After completing this lesson, you will be able to say: I can generate equivalent expressions using the algebraic properties.

Algebraic properties Algebraic properties are operational rules you can use to create equivalent expressions. Equivalent expressions have the same value when simplified.

Commutative Property The Commutative Property of Addition says that the order of the addends in a sum does not matter. The Commutative Property of Multiplication says that the order of the factors in a product does not matter.

Commutative Property – Examples Sarah drove 30 miles to the beach and m extra miles to the store. The total distance can be represented as 30 + m or m + 30. The sum is the same either way because of the commutative property The total amount of gear needed for the beach day can be represented as 5 + (x + 2). You can see it as the sum of 5 and another quantity x + 2. According to the commutative property of addition, you can change the order around of the two addends. 5 + (x + 2) = (x + 2) + 5 The sum is the same either way because of the commutative property of addition.

Associative Property The Associative Property of Addition says that the grouping of the addends in a sum does not matter. The Associative Property of Multiplication says that the grouping of the factors in a product does not matter.
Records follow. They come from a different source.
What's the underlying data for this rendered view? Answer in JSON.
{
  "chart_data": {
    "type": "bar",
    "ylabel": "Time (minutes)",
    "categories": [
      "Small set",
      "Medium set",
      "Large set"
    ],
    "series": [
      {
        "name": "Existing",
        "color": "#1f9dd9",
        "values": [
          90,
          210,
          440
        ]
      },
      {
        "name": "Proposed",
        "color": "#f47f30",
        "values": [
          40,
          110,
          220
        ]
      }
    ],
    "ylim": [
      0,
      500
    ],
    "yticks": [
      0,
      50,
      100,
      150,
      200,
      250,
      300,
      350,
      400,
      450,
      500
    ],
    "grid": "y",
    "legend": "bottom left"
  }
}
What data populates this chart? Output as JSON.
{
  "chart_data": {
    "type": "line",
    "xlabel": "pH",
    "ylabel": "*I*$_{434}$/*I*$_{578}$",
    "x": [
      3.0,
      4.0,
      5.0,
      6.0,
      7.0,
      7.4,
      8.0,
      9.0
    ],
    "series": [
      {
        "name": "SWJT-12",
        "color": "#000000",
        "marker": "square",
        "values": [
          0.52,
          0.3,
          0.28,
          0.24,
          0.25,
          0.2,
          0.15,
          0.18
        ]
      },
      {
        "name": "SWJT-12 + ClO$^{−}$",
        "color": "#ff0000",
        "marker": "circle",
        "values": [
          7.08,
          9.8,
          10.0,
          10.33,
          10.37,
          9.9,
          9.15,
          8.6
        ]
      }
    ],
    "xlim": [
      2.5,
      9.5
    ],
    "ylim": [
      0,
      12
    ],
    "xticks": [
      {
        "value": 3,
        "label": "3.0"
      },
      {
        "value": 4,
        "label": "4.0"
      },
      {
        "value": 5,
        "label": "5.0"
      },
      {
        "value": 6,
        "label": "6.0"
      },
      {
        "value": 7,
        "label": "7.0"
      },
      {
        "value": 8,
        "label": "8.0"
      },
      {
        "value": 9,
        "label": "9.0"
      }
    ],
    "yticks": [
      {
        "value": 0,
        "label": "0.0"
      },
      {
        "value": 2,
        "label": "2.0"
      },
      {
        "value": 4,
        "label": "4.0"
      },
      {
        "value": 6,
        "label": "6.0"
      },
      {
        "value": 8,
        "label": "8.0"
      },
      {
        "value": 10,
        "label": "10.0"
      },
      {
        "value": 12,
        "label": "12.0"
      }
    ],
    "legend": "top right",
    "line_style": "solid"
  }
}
Associative Property - examples Sarah swam 30 minutes in the morning, 45 minutes at lunch, and x minutes in the afternoon. The total amount she swam can be represented with the expression 30 + (45 + x) or (30 + 45) + x because of the associative property. Sarah bought 2 cans of sunscreen for some friends, f, and each can cost \$4. Sarah can represent the total cost of the sunscreen as (f ⋅ 2) ⋅ 4 or f ⋅ (2 ⋅ 4) because of the associative property.

Identity Property The Identity Property of Addition states that adding 0 to a number does not change the identity (or value) of the number. The Identity Property of Multiplication states that multiplying a number by 1 does not change the identity (or value) of the number Zero is the identity element for addition because zero has no effect on the value in a sum. One is the identity element for multiplication because it has no effect on the value in a product. Because of the identity properties, you can manipulate the expression to suit your needs while maintaining equality between two expressions.

Caution with the properties The commutative property does not work for subtraction or division. This means you cannot reverse the order of a subtraction or division expression and keep the same value. The associative property does not work if the expression contains more than one operation The associative property does not work if the expression contains subtraction or division. This means you cannot move the parentheses around on a subtraction or division expression and always keep the same value

Distributive Property Rule Distributive Property (with a sum): a(b + c) = a ⋅ b + a ⋅ c Distributive Property (with a difference): a(b − c) = a ⋅ b − a ⋅ c The distributive property says that any number multiplied to a sum or difference of two or more numbers is equal to the sum or difference of the products. The property allows you to rewrite a product as a sum or difference to suit your needs without changing the value of the expression

Distributive Property Caution In order to apply the distributive property, a factor must be multiplied by a sum or difference. You cannot use the distributive property on algebraic expressions that contain only one operation. 3(4 ⋅ 5 ⋅ 6) ≠ 3(4) ⋅ 3(5) ⋅ 3(6) Also, the distributive property does not work when dividing a quantity by a sum or difference

Distributive Property - example Apply the distributive property to generate an equivalent expression for 4(x + 10) Step 1: Multiply the first term in the parentheses by the factor. In this example, remember there is an invisible 1 as the coefficient for the x variable. Step 2: Bring over the mathematical operation in the parentheses. Step 3: Multiply the second term in the parentheses by the factor, and simplify. Therefore, 4(x + 10) is equivalent to 4x + 40 because of the distributive property.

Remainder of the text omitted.